De ce constant, il devrait désormais revenir au Ministère de tutelle, indique-t-on du côté du Collectif, de confier la gestion de la Chambre des mines à un organe provisoire à l’image du Conseil transitoire mis en place à la Chambre de commerce en son temps quand une situation similaire s’était présentée.
« Pourquoi les mêmes causes ne peuvent pas produire les mêmes effets ?», interrogent-ils.
En tout cas, le souhait du regroupement va dans le sens d’un collège transitoire qui s’attèlerait à une relecture appropriée des textes encadrant le fonctionnement de la Chambre pour permettre de nouvelles élections et, dès lors, faire sortir la Chambre de l’impasse dans laquelle elle se trouve actuellement.
En appelant de tous ses vœux vers une telle solution, le Collectif a affirmé néanmoins sa totale indépendance et sa liberté d’action.
« Notre volonté est de contribuer à mettre rapidement un terme à la paralysie actuelle et de tout faire pour rendre encore plus crédible notre Chambre consulaire, en bannissant tout ostracisme et en rendant effective la participation inclusive de tous les acteurs miniers pour que le rôle de locomotive de notre économie nationale dévolu au secteur minier soit plus conforme à sa vocation », a indiqué M. KANTAO.
Et le pas est vite franchi pour épingler l’équipe en poste d’une gestion opaque et surtout de la manipulation délictuelle des ressources financières par la Chambre et autres manquements qui sont clairement dénoncés par le rapport de contrôle de l’Inspection des Finances.
Du diagnostic fait par le conférencier, la chambre des mines est dirigée par « une équipe à la compétence professionnelle approximative » par conséquent contestable avec « les décisions de son directoire qui n’obéissent à aucune exigence de transparence ». Autres accusations portées à l’encontre de Abdoulaye PONA et de son bureau : un vaste système de racket mis en place pour recueillir frauduleusement des fonds auprès des orpailleurs sur toute l’étendue du Mali au vu et au su de tout le monde ; l’Assemblée consulaire forte de 240 membres qui aurait dû se réunir au minimum 16 fois en 4 ans pour débattre de la bonne marche de l’institution, ne s’est réunie qu’une seule fois ; l’efficacité de la Chambre, c’est-à-dire les résultats attendus par rapport aux objectifs fixés, laissant également à désirer.
«Objectivement, il n’est pas excessif d’affirmer que le bilan de 5 années de gouvernance à la Chambre est proprement catastrophique. Il est urgent de procéder à un examen exhaustif de ce bilan pour dégager un plan de redressement rapide de l’institution », a stigmatisé le président du collectif.

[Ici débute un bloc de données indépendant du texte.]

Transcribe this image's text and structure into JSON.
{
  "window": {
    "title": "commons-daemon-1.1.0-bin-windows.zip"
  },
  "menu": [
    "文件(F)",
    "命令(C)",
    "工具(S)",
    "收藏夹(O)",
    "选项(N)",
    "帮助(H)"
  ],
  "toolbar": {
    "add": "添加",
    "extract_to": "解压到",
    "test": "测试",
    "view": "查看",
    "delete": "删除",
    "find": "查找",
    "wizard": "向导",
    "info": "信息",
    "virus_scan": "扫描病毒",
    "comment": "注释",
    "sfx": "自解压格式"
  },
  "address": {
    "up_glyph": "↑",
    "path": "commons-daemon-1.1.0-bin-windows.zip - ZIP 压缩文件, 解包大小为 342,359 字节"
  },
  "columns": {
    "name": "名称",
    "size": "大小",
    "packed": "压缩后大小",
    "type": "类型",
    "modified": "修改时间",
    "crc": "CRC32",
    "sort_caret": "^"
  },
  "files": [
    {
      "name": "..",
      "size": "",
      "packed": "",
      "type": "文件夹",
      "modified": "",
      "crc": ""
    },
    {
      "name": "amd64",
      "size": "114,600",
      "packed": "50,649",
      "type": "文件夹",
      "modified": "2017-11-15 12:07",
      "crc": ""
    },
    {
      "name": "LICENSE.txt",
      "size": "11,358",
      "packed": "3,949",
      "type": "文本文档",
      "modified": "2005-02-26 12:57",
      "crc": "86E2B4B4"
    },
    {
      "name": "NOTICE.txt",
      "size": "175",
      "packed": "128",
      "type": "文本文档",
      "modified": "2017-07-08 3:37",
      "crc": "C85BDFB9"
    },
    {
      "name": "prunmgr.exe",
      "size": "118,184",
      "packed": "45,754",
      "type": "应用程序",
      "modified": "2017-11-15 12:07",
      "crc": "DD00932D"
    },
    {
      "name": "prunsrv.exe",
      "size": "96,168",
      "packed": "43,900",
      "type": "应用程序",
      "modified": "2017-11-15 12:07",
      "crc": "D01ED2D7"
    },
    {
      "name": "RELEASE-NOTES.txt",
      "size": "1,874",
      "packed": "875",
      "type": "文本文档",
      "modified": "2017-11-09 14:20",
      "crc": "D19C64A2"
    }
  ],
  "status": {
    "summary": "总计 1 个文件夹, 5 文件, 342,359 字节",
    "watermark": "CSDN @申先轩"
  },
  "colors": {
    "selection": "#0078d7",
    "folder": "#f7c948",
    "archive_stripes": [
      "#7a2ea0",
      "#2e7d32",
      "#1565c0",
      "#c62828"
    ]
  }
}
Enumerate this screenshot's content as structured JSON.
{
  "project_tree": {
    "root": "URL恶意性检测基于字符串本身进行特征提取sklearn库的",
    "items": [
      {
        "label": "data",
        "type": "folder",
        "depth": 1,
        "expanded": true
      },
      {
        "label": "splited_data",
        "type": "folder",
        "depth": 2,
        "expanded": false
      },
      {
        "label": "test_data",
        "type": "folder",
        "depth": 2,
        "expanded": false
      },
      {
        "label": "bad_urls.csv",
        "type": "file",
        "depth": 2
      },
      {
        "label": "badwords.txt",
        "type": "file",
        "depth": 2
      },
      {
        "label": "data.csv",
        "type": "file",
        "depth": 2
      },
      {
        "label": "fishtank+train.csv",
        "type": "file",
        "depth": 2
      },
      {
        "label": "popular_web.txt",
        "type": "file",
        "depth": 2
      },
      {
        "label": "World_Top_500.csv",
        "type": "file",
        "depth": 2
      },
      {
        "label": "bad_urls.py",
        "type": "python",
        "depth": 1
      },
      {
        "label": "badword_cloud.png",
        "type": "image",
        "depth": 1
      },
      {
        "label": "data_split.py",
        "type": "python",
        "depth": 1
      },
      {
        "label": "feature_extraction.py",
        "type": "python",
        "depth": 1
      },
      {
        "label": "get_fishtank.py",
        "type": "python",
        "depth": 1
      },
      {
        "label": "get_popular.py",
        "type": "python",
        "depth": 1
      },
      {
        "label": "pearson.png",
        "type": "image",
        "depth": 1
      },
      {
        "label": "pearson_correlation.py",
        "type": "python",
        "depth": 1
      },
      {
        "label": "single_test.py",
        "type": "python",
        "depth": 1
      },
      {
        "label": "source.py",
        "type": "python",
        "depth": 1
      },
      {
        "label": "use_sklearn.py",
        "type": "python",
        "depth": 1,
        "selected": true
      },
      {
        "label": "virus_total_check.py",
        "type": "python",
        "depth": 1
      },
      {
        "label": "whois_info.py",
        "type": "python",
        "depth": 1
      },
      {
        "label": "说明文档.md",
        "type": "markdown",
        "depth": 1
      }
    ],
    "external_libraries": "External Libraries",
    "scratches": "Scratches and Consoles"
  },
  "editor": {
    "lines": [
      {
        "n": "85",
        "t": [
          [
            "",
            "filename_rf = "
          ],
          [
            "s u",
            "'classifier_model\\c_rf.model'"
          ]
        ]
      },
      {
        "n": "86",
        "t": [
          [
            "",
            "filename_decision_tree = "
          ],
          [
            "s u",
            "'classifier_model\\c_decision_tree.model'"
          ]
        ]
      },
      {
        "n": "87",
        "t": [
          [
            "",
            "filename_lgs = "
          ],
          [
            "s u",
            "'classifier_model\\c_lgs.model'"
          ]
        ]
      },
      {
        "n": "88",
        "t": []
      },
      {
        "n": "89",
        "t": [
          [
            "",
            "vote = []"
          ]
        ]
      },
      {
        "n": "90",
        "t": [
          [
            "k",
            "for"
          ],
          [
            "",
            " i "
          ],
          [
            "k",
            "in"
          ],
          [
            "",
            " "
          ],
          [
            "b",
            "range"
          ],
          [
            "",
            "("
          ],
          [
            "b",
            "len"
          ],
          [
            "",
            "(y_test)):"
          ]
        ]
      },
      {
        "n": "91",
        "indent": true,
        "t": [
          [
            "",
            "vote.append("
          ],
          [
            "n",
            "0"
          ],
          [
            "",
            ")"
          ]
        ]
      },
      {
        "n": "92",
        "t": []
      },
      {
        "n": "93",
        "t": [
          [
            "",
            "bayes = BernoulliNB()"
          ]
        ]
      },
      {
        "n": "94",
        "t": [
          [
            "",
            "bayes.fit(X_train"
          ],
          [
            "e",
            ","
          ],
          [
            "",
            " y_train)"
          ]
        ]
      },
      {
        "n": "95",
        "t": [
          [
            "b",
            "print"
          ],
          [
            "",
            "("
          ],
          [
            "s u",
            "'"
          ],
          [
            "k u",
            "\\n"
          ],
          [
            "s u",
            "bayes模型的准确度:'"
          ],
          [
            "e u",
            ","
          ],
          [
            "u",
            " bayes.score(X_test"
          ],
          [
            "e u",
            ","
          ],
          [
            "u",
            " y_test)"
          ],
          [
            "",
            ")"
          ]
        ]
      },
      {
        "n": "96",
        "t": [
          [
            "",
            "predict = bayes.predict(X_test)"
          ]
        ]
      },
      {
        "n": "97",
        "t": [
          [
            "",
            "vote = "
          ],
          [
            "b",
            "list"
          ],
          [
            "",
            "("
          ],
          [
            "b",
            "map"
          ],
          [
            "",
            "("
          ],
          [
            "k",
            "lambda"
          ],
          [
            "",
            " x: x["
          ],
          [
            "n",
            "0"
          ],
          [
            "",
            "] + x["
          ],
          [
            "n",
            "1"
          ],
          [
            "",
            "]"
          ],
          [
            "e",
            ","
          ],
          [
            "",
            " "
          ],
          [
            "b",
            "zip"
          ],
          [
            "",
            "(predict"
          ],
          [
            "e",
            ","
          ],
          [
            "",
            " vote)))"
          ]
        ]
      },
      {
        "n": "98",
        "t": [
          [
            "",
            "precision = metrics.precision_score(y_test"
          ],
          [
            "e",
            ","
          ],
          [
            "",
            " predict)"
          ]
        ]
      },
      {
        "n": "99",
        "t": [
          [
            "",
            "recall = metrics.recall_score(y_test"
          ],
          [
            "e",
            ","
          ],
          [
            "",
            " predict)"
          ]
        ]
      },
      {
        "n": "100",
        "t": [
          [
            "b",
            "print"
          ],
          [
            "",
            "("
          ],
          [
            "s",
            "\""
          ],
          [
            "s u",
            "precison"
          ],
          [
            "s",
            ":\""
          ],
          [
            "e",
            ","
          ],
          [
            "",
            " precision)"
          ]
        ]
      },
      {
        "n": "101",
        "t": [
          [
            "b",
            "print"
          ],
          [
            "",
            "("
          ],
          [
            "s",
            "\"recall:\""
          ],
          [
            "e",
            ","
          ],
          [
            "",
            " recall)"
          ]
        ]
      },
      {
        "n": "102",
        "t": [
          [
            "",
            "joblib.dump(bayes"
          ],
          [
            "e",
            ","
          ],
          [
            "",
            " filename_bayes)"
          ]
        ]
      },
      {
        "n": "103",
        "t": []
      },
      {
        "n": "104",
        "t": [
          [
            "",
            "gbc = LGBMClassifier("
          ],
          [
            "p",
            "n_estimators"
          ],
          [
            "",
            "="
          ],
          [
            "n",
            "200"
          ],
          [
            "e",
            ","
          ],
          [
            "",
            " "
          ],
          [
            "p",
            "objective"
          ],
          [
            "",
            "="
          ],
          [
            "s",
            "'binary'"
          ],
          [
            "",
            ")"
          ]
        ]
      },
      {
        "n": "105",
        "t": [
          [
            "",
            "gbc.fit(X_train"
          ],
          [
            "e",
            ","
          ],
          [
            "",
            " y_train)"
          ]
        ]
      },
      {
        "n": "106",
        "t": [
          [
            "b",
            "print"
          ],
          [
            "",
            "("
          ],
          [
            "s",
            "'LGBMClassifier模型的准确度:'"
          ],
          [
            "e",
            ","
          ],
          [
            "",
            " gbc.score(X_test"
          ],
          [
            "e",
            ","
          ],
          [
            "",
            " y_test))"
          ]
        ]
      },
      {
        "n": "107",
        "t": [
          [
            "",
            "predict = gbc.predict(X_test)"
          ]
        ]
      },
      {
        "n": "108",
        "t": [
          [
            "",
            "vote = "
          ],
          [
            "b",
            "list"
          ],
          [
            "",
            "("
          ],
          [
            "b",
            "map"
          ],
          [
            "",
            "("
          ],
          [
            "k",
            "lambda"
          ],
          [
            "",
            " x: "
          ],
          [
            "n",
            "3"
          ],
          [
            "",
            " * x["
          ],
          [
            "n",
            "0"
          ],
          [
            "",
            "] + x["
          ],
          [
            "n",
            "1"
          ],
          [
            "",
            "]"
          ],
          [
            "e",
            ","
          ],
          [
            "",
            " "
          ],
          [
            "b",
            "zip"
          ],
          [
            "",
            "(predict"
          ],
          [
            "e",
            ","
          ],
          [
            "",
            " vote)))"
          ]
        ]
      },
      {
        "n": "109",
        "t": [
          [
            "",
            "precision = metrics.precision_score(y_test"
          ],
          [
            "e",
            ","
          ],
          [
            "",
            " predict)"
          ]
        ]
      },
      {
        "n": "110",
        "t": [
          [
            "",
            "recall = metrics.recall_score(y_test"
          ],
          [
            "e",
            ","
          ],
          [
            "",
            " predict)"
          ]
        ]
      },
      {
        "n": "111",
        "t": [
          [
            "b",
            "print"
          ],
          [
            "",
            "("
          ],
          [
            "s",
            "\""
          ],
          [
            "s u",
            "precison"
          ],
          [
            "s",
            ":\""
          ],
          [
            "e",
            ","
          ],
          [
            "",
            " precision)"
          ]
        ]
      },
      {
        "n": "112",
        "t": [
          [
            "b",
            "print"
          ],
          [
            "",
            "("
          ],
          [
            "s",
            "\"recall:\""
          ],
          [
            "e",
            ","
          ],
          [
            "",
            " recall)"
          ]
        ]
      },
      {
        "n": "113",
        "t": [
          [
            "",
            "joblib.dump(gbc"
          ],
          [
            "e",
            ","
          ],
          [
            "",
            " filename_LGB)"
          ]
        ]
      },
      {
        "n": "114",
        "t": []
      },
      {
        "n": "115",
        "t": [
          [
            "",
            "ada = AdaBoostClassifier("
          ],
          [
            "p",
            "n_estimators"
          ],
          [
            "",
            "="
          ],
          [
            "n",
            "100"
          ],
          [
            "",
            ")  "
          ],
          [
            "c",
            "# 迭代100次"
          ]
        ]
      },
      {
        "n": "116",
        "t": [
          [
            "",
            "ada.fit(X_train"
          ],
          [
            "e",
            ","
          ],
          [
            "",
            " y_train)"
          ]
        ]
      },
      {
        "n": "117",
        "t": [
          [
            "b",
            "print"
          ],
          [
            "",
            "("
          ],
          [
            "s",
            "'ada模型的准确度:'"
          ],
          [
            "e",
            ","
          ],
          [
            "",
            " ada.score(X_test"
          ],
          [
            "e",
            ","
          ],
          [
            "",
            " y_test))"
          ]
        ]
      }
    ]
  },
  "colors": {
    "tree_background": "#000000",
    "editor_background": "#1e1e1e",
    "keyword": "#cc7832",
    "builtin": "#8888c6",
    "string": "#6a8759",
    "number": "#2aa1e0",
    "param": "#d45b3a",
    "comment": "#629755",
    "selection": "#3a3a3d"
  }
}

C’est au regard de tout ce qui précède que ce regroupement, composé d’acteurs ayant à leur actif une somme d’expériences riches et variées, s’estime fonder à aspirer à participer activement dans la mission de relance de la Chambre des mines. Ces membres affirment d’autant leur ambition pour la Chambre qu’ils disent ne pas être motivés par des gains faciles et illégitimes mais simplement par une détermination volontariste constante à faire de la Chambre un outil performant véritablement au service du secteur minier.